The GAR Museum is a memorial to area veterans of the Civil War. Built in 1877 and 1878, GAR Memorial Hall, Post 20, was closed in the mid-1990s because of structural concerns.

While work toward reopening the museum started as far back as 2001, Church said the biggest year for the hall was 2008, when exterior work was finished that stabilized the building.

A year later the recession hit, and money for the museum dried up.

Overall, the restoration effort cost about $3.5 million, about 80 percent of which was raised locally. The restoration was assisted by grants from local, state and national organizations. Grants came from the Kane County Riverboat Fund, the Partners in Preservation Chicagoland initiative, American Express and the National Trust for Historic Preservation, the Illinois Department of Commerce and Economic Opportunity and the Illinois Department of Natural Resources.

Inside the museum are brand new, professional museum displays built by Paul Bluestone and his Chicago-based company that does high-level museum work around the country.

They include Civil War artifacts in the permanent displays, because the GAR was founded as an organization for Civil War veterans.

They are in the main room, called the Angel Room, named after a sculpture of an angel that was in the original museum. That sculpture still is being restored, so will not be in place Monday.

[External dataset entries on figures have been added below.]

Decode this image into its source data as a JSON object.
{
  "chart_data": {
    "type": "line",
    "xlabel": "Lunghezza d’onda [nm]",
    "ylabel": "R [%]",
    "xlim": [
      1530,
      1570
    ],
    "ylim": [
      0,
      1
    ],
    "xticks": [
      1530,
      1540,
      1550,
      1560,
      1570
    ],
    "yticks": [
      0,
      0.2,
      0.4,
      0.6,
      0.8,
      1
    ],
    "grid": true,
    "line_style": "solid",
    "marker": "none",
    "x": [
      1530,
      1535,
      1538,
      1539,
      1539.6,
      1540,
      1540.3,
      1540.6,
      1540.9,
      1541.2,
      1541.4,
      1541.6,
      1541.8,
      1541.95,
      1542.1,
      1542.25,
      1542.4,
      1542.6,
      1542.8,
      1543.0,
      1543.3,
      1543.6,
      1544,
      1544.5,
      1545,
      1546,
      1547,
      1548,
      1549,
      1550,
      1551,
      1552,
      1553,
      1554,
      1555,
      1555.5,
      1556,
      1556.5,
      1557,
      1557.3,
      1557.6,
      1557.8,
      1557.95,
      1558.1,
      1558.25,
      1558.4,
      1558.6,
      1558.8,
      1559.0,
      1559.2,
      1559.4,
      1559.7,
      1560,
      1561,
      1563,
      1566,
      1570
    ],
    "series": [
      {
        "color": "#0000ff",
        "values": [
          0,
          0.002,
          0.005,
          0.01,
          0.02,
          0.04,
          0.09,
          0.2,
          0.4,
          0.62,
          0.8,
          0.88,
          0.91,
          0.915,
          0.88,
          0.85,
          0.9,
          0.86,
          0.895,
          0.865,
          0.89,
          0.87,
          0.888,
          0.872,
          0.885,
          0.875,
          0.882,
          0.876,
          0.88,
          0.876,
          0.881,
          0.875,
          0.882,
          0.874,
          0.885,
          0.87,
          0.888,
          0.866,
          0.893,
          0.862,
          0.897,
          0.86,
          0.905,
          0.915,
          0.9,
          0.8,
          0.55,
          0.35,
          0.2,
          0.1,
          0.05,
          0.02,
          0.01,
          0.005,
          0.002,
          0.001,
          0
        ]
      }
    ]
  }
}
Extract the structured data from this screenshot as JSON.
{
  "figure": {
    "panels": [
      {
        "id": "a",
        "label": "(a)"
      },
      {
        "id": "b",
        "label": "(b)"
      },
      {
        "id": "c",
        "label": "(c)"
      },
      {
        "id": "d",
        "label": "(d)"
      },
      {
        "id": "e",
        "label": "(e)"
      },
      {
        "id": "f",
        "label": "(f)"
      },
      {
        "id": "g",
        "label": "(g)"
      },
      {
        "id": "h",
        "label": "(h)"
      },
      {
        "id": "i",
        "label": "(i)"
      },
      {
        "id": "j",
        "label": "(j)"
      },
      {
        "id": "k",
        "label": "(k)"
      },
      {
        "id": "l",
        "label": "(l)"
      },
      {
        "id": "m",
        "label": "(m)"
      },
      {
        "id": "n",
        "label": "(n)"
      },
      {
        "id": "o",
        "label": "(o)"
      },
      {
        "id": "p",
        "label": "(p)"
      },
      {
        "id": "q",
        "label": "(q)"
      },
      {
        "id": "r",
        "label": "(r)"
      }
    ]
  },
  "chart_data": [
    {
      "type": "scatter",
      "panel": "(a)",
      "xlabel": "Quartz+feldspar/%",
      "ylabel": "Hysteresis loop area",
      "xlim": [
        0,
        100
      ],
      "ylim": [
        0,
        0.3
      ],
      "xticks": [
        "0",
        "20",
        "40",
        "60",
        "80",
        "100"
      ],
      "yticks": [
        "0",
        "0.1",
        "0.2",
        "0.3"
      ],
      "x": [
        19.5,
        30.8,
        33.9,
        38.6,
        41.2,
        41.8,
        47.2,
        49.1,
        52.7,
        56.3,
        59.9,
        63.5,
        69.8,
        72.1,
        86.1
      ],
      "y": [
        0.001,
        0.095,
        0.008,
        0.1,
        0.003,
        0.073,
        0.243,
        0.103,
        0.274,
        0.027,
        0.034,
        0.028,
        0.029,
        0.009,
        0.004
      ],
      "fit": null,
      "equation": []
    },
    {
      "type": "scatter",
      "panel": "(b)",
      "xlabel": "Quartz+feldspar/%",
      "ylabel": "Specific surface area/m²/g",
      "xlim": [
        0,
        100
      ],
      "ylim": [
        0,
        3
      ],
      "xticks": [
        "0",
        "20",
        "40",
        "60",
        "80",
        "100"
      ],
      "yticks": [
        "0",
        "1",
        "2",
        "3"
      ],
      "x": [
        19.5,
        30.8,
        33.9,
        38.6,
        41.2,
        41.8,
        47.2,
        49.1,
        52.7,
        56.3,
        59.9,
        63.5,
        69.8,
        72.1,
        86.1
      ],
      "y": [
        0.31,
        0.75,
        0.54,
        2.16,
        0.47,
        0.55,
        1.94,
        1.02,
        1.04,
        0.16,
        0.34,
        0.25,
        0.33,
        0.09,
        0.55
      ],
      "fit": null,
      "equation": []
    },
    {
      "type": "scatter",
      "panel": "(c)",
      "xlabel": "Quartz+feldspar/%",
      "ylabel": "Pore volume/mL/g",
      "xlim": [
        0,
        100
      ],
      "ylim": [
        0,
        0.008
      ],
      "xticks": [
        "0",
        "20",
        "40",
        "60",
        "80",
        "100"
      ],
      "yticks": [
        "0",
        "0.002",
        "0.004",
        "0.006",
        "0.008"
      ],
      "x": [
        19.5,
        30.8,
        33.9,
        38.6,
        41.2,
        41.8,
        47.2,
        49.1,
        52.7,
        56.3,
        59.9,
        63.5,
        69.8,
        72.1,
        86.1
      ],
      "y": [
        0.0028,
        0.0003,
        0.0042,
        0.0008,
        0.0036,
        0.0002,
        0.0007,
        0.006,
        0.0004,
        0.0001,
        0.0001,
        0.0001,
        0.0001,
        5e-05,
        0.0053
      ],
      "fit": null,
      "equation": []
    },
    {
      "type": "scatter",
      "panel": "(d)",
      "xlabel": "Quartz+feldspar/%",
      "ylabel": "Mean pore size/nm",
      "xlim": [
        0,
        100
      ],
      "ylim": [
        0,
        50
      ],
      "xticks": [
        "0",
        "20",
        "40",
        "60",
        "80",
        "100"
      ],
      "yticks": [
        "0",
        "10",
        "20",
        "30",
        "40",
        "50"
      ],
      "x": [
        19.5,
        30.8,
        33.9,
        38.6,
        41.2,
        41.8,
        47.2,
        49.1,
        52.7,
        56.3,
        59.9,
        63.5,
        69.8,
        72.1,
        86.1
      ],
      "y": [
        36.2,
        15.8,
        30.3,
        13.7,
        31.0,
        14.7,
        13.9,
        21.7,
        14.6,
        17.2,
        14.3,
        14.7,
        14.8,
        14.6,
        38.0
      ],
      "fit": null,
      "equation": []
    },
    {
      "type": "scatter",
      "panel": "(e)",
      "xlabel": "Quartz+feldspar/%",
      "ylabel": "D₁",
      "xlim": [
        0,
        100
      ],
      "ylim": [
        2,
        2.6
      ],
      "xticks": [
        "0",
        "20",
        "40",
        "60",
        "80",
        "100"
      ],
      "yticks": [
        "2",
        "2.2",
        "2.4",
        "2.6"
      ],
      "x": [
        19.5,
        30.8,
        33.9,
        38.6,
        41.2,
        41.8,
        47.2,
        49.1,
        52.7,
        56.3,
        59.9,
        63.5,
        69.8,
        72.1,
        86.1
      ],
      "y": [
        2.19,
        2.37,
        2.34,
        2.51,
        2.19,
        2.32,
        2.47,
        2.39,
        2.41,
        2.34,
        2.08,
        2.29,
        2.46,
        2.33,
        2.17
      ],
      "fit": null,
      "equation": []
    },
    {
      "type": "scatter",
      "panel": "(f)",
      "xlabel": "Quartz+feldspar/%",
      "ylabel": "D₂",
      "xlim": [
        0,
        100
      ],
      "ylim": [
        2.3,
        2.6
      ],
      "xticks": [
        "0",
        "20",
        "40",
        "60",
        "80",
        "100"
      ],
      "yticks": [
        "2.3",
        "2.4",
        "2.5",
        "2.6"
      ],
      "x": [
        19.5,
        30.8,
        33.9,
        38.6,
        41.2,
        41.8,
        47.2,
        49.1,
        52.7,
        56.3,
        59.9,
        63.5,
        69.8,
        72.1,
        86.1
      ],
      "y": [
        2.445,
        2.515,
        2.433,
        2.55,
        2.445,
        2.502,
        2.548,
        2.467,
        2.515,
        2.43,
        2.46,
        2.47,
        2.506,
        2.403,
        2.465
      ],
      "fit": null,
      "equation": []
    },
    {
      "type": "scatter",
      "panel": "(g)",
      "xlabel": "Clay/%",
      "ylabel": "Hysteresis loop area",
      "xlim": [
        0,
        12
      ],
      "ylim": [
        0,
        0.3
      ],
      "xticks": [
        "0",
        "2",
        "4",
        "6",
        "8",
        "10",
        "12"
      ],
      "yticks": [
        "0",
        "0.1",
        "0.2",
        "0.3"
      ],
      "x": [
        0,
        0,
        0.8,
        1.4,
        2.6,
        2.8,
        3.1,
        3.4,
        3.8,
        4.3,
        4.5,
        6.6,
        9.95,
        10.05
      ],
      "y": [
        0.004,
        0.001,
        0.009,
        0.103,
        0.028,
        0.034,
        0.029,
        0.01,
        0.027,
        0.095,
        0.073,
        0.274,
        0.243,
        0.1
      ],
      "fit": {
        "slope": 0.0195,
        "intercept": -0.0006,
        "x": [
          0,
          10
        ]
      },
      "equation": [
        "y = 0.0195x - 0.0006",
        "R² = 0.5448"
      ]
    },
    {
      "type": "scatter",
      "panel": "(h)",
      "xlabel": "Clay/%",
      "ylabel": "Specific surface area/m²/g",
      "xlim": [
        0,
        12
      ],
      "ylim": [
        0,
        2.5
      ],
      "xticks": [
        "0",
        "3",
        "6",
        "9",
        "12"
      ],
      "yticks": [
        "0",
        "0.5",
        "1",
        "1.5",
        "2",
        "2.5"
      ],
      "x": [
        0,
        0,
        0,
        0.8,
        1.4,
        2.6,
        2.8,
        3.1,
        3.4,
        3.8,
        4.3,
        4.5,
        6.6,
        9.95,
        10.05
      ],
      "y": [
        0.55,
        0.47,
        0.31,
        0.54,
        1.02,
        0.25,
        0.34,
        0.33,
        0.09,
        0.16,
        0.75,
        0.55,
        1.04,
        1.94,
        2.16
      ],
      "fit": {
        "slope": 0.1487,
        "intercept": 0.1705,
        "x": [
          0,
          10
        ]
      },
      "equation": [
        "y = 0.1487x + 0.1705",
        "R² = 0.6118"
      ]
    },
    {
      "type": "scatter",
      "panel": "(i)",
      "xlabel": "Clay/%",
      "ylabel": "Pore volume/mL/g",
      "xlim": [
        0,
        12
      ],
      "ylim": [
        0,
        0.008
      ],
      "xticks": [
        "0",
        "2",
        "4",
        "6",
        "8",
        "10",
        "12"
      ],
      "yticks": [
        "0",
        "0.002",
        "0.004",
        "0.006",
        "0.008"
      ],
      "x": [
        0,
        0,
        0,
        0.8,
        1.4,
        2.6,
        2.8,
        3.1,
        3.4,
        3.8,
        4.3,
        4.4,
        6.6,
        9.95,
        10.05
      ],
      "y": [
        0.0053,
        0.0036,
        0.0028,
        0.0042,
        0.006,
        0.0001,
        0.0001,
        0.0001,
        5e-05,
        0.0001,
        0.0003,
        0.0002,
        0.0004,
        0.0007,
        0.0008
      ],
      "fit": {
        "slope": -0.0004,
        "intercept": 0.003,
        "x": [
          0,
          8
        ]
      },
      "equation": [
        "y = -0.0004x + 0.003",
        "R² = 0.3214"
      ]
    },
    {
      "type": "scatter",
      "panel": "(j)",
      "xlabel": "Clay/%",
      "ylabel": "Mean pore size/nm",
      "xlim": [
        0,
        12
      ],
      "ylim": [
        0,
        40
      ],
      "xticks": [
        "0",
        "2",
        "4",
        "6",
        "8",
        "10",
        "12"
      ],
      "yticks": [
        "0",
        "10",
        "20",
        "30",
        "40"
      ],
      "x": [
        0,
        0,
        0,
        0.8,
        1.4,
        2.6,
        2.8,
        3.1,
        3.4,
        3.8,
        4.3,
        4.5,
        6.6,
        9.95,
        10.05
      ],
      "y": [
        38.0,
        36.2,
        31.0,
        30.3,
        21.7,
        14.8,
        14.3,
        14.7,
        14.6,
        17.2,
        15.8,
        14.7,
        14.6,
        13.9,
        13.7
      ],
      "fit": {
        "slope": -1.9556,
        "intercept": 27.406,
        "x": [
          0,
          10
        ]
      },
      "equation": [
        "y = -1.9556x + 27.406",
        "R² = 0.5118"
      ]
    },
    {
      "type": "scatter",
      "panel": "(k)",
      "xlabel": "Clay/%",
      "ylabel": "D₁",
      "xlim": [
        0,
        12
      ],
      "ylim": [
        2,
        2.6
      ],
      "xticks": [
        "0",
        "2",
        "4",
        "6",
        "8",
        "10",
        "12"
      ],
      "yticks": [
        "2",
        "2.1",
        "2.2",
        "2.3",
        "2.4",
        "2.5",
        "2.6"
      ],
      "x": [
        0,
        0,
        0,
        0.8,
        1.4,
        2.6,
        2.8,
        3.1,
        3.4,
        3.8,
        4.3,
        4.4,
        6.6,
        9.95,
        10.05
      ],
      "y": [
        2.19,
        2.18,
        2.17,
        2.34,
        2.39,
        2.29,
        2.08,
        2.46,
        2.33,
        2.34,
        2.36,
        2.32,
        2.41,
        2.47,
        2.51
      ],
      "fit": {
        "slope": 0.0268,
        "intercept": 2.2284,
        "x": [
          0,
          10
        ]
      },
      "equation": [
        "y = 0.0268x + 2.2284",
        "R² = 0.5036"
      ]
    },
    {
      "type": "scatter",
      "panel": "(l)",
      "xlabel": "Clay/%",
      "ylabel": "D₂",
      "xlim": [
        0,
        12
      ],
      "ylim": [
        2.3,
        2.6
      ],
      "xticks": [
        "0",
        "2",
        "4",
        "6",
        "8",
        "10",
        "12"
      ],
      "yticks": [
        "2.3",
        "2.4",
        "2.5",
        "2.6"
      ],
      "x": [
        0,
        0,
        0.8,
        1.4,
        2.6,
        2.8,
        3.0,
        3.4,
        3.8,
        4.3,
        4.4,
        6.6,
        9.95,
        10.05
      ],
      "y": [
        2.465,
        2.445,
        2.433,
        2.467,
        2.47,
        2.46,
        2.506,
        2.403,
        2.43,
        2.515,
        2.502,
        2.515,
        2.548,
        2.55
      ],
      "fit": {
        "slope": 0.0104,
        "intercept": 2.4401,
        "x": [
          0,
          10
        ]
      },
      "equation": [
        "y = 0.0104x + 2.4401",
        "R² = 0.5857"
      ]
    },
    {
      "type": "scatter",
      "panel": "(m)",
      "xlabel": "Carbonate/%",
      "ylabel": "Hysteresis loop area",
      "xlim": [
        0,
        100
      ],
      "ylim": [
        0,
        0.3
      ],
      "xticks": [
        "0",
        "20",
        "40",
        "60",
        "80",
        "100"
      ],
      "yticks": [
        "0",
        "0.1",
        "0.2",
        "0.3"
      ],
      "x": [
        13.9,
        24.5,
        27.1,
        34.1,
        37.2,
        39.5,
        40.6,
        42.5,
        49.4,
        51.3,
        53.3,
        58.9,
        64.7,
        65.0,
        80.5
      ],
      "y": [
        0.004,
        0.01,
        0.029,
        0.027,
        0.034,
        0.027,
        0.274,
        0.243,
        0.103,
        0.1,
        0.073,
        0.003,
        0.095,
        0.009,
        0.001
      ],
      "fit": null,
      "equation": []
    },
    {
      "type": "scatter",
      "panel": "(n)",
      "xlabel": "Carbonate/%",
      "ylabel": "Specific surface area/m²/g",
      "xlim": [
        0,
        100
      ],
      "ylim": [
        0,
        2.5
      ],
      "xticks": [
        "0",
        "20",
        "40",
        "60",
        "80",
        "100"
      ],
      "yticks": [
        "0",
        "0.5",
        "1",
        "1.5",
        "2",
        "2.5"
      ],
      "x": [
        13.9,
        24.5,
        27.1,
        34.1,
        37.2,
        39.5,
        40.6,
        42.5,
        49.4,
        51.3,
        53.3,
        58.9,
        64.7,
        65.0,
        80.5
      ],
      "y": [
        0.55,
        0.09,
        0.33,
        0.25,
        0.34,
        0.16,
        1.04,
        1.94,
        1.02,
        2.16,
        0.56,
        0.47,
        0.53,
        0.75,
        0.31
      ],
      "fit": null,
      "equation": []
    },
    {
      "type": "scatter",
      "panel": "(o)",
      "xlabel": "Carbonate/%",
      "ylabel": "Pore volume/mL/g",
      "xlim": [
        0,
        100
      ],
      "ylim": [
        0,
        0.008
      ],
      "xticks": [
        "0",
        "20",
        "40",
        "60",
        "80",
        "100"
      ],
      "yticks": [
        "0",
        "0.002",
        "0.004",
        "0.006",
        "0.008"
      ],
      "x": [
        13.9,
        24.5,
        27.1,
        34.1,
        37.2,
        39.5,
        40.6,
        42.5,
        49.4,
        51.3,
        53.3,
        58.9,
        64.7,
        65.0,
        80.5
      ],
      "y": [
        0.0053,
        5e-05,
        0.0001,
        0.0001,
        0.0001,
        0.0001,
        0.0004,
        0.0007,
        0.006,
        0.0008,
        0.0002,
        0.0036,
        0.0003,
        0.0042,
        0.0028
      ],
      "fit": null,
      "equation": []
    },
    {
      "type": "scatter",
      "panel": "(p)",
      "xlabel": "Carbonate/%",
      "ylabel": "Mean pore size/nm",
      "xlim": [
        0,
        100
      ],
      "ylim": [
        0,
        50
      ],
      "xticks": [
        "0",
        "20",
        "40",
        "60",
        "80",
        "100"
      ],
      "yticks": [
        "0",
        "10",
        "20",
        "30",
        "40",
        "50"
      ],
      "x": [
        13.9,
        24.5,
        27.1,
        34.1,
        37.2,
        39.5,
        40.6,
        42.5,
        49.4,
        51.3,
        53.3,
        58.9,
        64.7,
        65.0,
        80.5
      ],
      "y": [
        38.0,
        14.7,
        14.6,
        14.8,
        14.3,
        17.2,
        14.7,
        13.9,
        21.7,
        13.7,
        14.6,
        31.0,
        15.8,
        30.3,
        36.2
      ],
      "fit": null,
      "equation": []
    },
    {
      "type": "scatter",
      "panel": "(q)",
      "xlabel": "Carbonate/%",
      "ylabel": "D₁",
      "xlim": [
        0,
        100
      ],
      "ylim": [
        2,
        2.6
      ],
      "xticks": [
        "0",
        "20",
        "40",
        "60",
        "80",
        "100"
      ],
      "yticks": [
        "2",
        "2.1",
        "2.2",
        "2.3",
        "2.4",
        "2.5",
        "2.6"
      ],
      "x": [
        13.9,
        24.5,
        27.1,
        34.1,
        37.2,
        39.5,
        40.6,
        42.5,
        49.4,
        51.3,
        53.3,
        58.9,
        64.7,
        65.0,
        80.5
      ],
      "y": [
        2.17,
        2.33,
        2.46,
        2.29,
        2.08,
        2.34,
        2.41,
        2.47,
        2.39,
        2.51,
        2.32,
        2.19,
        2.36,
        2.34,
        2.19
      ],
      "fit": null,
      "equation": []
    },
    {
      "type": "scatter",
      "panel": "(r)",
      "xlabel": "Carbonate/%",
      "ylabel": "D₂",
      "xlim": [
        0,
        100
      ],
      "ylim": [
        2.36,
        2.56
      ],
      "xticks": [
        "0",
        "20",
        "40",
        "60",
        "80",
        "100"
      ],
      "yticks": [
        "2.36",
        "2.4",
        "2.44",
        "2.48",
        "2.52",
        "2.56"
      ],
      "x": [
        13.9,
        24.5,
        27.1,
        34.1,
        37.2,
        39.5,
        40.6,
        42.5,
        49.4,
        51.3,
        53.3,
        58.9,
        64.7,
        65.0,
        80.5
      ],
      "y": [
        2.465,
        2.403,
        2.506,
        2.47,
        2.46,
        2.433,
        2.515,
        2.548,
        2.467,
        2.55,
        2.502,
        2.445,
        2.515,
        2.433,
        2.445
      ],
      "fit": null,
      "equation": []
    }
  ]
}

But the base is there, and eventually the angel will be restored to the center of the room.

Many of the artifacts have been in storage for almost 20 years, according to Erin Howard, who the city has contracted as the curator of the GAR museum.

Howard has been spending most of her time cataloging and marking the items so they can be used for historical research in the GAR Research Museum housed in the Pierce History Museum across the street from the GAR.

“A lot of what I do is behind the scenes,” Howard said.

But some of it will be in public Monday, when people see displays about African-Americans in the North in the Era of the War, the 8th Illinois Cavalry, the 36th Illinois Volunteer Infantry and Day Elmore, an Aurora 17-year-old who joined the war as a drummer, was promoted to private, fought in several battles, was wounded and eventually died of his wounds.

What the public sees Monday is not the finished product. Officials still are raising money to finish restoring the building and replacing things like the sentry statue that sits atop the building.

The city had a state grant of $750,000 that would have paid to finish the restoration, but it was suspended by Gov. Bruce Rauner shortly after he took office two years ago.